The Birds, The Bees And The Porcupine
by geoffrey m. miller
© 2000 Miller Creative Services. All rights reserved
mcsot0185

Earl is a man who knows his animal droppings. With just a glance, he can tell the species that did the dropping, what it had for dinner, its probable age and relative state of health.

If he fell into a coma, he could awake blindfolded and know the season and exact time of day, simply by listening to the birds.

His friends claim he was raised by bears. In fact, he had been raised by his father. Close enough. His father looked like a bear and was just as wood-crafty as any creature who had ever pawed its way through the forest.

Before Earl learned to walk, he had begun to learn the ways of the animals. Strapped papoose-like across his father's tree-trunk chest, they would trap, track and hunt together. By the time he killed his first deer, (at age eight-- a six-point, from 20 yards with a bow), Earl knew more than many grown men.

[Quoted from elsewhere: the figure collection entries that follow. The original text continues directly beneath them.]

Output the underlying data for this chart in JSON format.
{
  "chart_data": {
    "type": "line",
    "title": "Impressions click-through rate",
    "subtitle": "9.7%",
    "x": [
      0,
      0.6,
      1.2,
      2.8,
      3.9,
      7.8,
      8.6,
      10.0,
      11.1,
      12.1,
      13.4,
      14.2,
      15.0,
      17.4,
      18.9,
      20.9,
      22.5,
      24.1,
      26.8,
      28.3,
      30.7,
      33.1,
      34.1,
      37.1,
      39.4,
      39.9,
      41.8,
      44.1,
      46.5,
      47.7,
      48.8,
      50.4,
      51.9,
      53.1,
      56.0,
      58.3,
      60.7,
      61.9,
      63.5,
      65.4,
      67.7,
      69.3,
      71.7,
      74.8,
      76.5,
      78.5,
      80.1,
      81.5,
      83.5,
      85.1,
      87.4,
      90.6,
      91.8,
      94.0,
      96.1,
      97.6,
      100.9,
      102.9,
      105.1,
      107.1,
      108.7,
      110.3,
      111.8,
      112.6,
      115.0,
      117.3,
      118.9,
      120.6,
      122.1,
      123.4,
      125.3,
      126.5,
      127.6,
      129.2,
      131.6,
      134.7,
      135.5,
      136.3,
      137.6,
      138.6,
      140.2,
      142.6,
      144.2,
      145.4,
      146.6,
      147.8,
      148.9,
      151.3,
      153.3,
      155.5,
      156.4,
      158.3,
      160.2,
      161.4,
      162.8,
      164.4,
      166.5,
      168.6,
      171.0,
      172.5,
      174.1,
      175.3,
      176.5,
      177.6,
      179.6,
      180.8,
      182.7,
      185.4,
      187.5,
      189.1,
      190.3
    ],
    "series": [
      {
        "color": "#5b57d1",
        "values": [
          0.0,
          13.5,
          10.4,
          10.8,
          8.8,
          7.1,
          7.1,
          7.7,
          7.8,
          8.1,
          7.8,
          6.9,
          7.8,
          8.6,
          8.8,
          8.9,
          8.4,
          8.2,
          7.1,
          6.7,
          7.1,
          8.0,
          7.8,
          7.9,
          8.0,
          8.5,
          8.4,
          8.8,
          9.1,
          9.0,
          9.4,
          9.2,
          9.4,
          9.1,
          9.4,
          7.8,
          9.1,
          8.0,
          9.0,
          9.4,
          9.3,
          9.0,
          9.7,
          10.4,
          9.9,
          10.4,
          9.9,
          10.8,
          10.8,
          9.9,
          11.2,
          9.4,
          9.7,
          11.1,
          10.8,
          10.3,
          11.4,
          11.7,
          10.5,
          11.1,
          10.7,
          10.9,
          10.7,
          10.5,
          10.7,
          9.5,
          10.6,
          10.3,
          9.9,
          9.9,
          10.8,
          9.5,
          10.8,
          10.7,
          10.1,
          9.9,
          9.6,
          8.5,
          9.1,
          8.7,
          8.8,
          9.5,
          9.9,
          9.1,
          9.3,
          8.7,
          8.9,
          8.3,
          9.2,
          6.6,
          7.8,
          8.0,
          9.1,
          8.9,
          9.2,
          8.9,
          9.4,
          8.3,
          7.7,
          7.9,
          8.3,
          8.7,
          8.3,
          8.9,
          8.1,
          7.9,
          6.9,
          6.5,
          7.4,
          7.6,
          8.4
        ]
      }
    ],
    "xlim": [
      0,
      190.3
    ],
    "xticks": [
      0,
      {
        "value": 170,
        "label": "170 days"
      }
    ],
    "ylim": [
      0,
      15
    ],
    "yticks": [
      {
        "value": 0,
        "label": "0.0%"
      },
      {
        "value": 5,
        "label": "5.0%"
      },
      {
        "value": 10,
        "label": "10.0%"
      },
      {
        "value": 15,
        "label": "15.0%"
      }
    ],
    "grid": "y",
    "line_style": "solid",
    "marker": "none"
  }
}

By the time he was deep in his thirties, Earl still had not married and had no children. To keep his father's tradition alive, he tried to pass his knowledge along to nieces and nephews, instead. Emily was his favorite-- not because she showed great promise as a hunter, (She thought it was Yucky!)-- but because she was interested and asked good questions.

When she came to visit, Emily would clamber onto his shoulders and insist that they go for a hike. From her perch, she showered questions down upon him.

"What kind of birds are those?"

"Why do bugs live under rocks?"

"Why does poison ivy make you itch?"

"Do squirrels bite?"

"What do fish eat?"

"What makes animals die?"

That question had been raised when they had come upon a skeleton, lying beneath the trees at the edge of a field.

"Sometimes they get sick", Earl explained somberly. "or hurt themselves, just like people do. Since they don't have doctors, they have to get better all by themselves. If they don't, they die. Mostly though, animals die because other animals eat them for supper."

This startling revelation caused the 'Oooo! Yucky!' expression to flash across Emily's face.

"What kind of animal was this?", she asked, pointing at the bones. "Did something eat it for supper?"

"No.", said Earl. "If it had been supper, the bones would be all scattered around-- like what happens to the turkey bones at Thanksgiving dinner. This is a deer skeleton. It probably starved."

Earl paused long enough to glance over his shoulder at Emily. "...and you probably want to know why, don't you?" She shook her head and he continued.

"Long ago, there were wolves and mountain lions in these woods and they ate the deer-- mostly the old or weak ones, since they were the easiest to catch. Then people moved here and chased the predators away. With nothing around to eat them, the deer herds got bigger, and bigger and bigger until there wasn't enough food for all of them."

"So if the mountain lions don't eat them for supper, that means there will be too many deers in the woods, right?.", asked Emily.

"Yes", Earl chuckled, "There will be too many 'deers'."

They continued their hike and all would have been well, had they not stumbled upon one of nature's great mysteries-- a situation so puzzling that not even the knowledgeable Earl could figure it out. What they stumbled upon, was a porcupine.

Earl rarely saw porcupines. They were extremely shy and there weren't many of them.

Emily listened intently as Earl explained how the porcupine's spines had tiny jagged hooks on the end and how it would roll up in a ball and point them out like spears if any other animal tried to eat the porcupine for supper.

"So what animal DOES eat porcupines for supper?", she asked.

"Well... NO animals.", he explained. "Porcupines have the best defense in the forest. No other animal can get near them."

"Not even mountain lions, if they still lived here?", she asked.

"Not even mountain lions.", he explained.

"Then why aren't there too many porcupines-- y'know... like the deer?"

Earl scratched his head, then he shook it around a bit. It was the only time she had ever asked him a question that he couldn't answer, and the truth was-- he hadn't a clue.

When they got back home, Earl headed straight for the encyclopedia with a pile of questions about porcupines. They were the largest rodents in North America, it said, but aside from that were not remarkably different from any other rodents. They bore an average number of young after a gestation period of not-abnormal length. They had similar life expectancies, were found in the same regions and ate the same types of food.

"If mice, rats and rabbits had no predators, the woods would be CRAWLING with them!", thought Earl in frustration. "So why shouldn't the same be true of porcupines?"

He got to bed late that night but was no closer to an explanation. For that, he would have to wait another eight months.

It was the following year, in the wee hours of an early spring morning that Earl awoke with a start and a sudden understanding of why the predator-free porcupine population remained so small.

It was the sound of porcupine love-making that had awaken him-- an almost-human sound made by the understandably-reluctant male:

"OW! OW! OW! OW! Ow! Ow! Ow! ow! ow! ow!.....".